What is the difference between “industrially” and “artisanally” produced ice cream?

Industrially manufactured ice cream is machine-produced in large quantities for the trading sector. Consumers can buy industrially produced ice cream from outlets such as supermarkets, restaurants, or kiosks. Artisanally produced ice cream is understood to mean ice cream produced by traditional handcraft, which consumers can buy in ice cream parlours, for example.


What ice cream flavours do Germans like most?

Vanilla, chocolate, nut, and stracciatella have long remained the unchallenged top favourite flavours for German ice cream fans – followed by cherry and strawberry. The reason for this might lie in the fact that these flavours are the most easily combined, since they simply go together well with so many other things. Nevertheless, ice cream fans in Germany are not exactly boring consumers: they are indeed quite keen to experiment. They very much like trying out new ice cream flavours and even test very exotic or unusual flavours at least once. So far, however, they have not driven away the classics from their top rankings.

How many flavours in total does industrially produced ice cream have?

Around 70 different flavours are on sale in German freezers, though the number of individual products is of course many times greater. So there is enough variety on offer to please every palate.

What are the different merchandising areas for ice cream?

Ice cream is divided into four merchandising areas:

  1. impulse ice cream (small-size packs) – these are individually packed ice lollies, ice cream cones, ice cream sandwiches, ice cream bars, small tubs, mini choc ices, and other special forms.
  2. multipacks – these are units of sale containing several single-variety or mixed-variety impulse ice cream products.
  3. family packs – these are the classic tubs/boxes with a volume as of 300 ml that are kept in one’s freezer at home and from which one scoops out the ice cream oneself using a spoon or ice cream scoop.
  4. product lines for bulk consumers – these are bulk packs for the restaurant trade or for ice cafés, pre-portioned ice deserts/convenience products, and other ice cream products such as bombe glacées, ice cream platters, and ice cream buffets.

Serving ice cream – how do you do it properly?

Ice cream develops its full taste when taken out of the freezer 5 to 10 minutes before serving and eating. This also makes scooping out the ice cream easier – no more bent spoons! Once opened, the pack should be immediately returned to the freezer after scooping out the desired portion.

There are several ways of dividing ice cream into portions. A big study knife can be used to cut slices of ice cream. This works even better if the knife has been dipped in hot water just beforehand. An ice cream scoop enables one to form beautifully uniform scoops of ice cream. Various models are available in household articles stores and in well-stocked supermarkets.

Anyone who has ever closely observed professionals scooping ice cream knows they do not drill holes into the ice cream.
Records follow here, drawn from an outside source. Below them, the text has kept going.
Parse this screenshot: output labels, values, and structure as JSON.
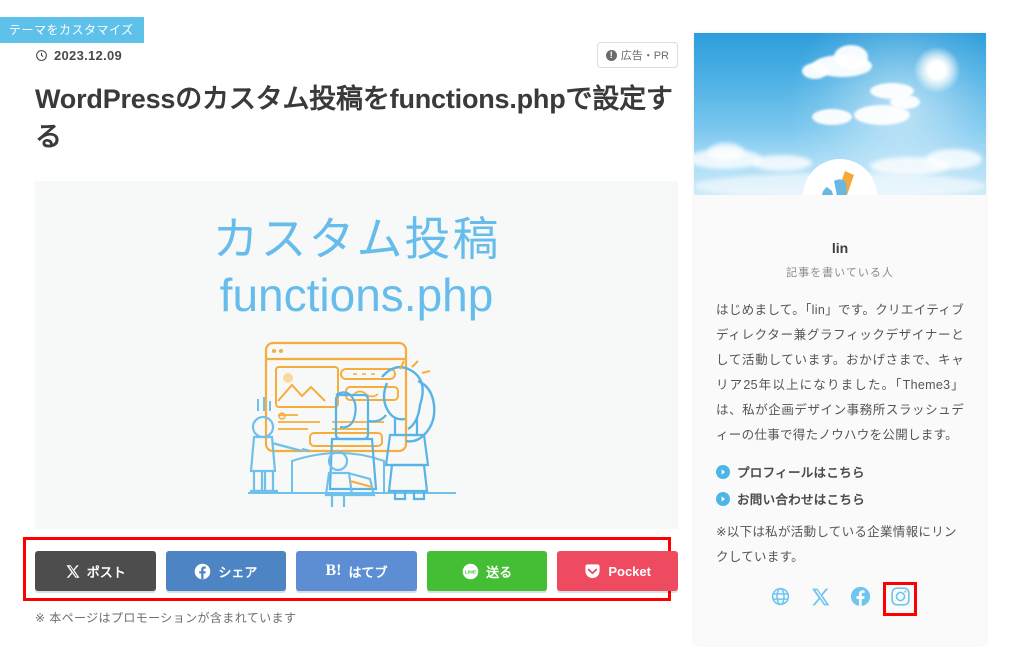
{
  "customize_bar": {
    "label": "テーマをカスタマイズ"
  },
  "article": {
    "date": "2023.12.09",
    "date_icon": "clock-icon",
    "ad_badge": {
      "icon": "info-circle-icon",
      "label": "広告・PR"
    },
    "title": "WordPressのカスタム投稿をfunctions.phpで設定する",
    "hero": {
      "line1": "カスタム投稿",
      "line2": "functions.php",
      "illustration": "people-with-browser-illustration",
      "text_color": "#66bdeb",
      "background": "#f7f8f8"
    },
    "promotion_note": "※ 本ページはプロモーションが含まれています"
  },
  "share_buttons": [
    {
      "icon": "x-twitter-icon",
      "label": "ポスト",
      "color": "#4d4d4d"
    },
    {
      "icon": "facebook-icon",
      "label": "シェア",
      "color": "#4c84c4"
    },
    {
      "icon": "hatena-icon",
      "label": "はてブ",
      "color": "#5d8ed4"
    },
    {
      "icon": "line-icon",
      "label": "送る",
      "color": "#44bf35"
    },
    {
      "icon": "pocket-icon",
      "label": "Pocket",
      "color": "#ef4b60"
    }
  ],
  "highlight": {
    "color": "#fe0000",
    "targets": [
      "share-buttons-row",
      "social-link-instagram"
    ]
  },
  "sidebar": {
    "cover_image": "blue-sky-with-clouds-photo",
    "avatar": "person-holding-pencil-avatar",
    "name": "lin",
    "role": "記事を書いている人",
    "bio": "はじめまして。「lin」です。クリエイティブディレクター兼グラフィックデザイナーとして活動しています。おかげさまで、キャリア25年以上になりました。「Theme3」は、私が企画デザイン事務所スラッシュディーの仕事で得たノウハウを公開します。",
    "links": [
      {
        "icon": "arrow-circle-icon",
        "label": "プロフィールはこちら"
      },
      {
        "icon": "arrow-circle-icon",
        "label": "お問い合わせはこちら"
      }
    ],
    "note": "※以下は私が活動している企業情報にリンクしています。",
    "socials": [
      {
        "icon": "globe-icon",
        "name": "website"
      },
      {
        "icon": "x-twitter-icon",
        "name": "x"
      },
      {
        "icon": "facebook-icon",
        "name": "facebook"
      },
      {
        "icon": "instagram-icon",
        "name": "instagram"
      }
    ],
    "accent_color": "#6ec6f0"
  }
}
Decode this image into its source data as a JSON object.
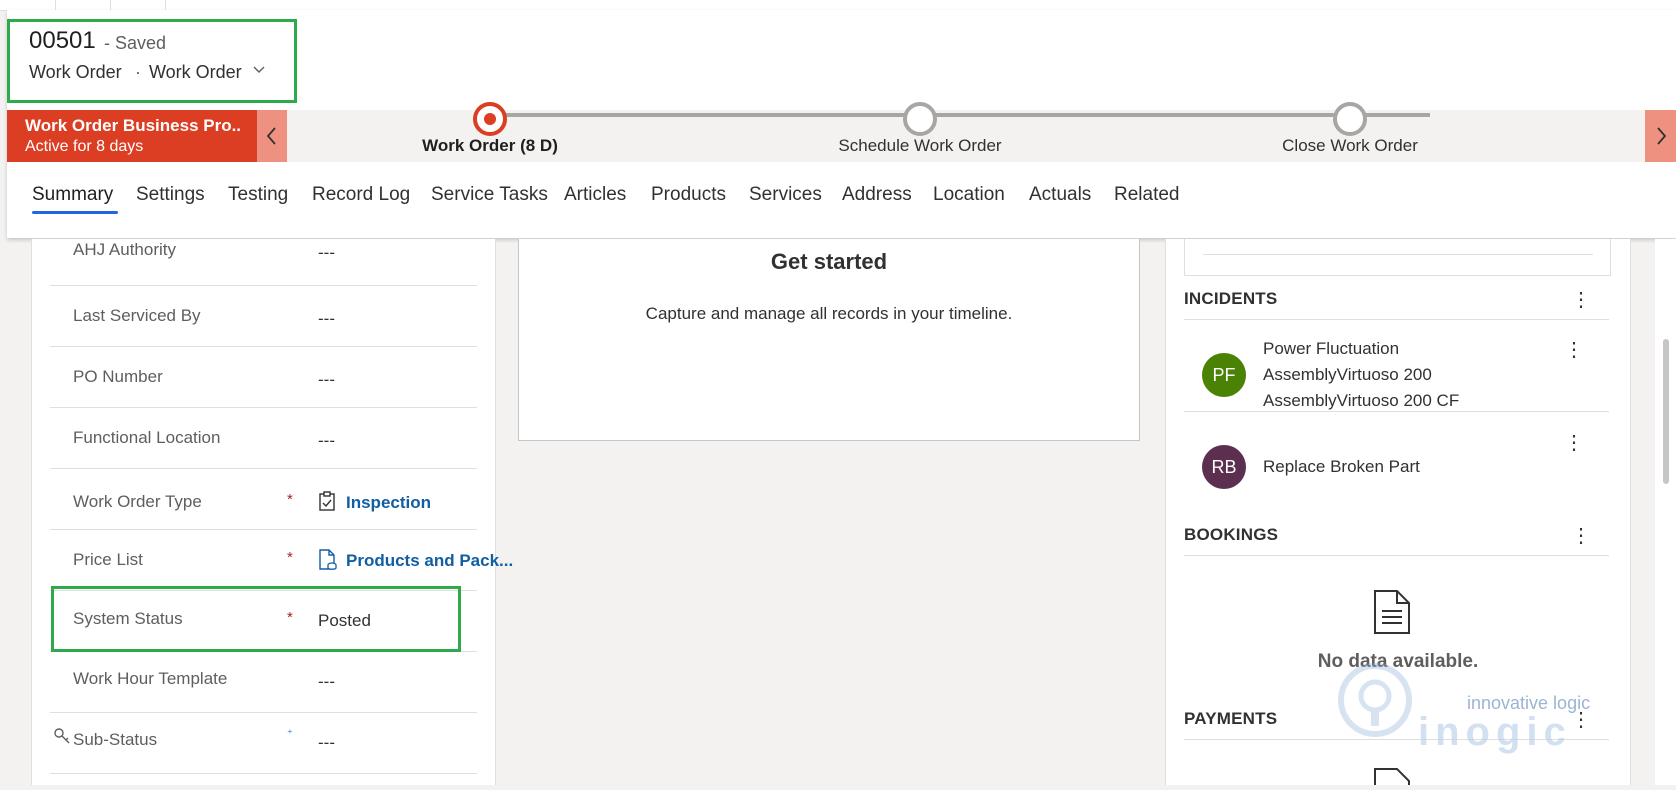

Instead they pull the scoop lightly over the surface of the ice cream in long sweeps. This makes forming scoops of ice cream much easier and the ice cream itself is more uniformly removed. As far as possible, one should try to scoop away the ice cream from the whole surface and not just from the middle of the ice cream pack, so as not to leave any edges around the inner sides of the tub.

How do I store ice cream properly?

It all starts when you are doing your shopping, where you need to observe a whole set of important tips. The freezers one finds in retail stores have so-called stacking lines which mark out the filling limit. These are to be found on the inner sides of the freezers. To ensure an optimum storage temperature, the goods may not be stacked above this mark. All ice cream packs below this filling limit have been properly stored and sufficiently cooled.

It is advisable to put the ice cream into your shopping trolley at the end of your shopping trip so as to best keep the ice cream cold. Those who live near a supermarket can even transport the ice cream home without requiring a second “outer packaging”, since the residual coldness is sufficient in this case. But for those who have to travel longer distances, it is recommended they wrap the ice cream in a cooler carrybag or a cooler bag (available in almost every supermarket) or even simply newspaper before setting off.

One should generally avoid storing ice cream in the direct vicinity of odour-intensive foodstuffs. Nor is it advisable to place items having room temperature next to the ice cream in the freezer. Regularly defreezing the freezer ensures an optimal freezing capacity.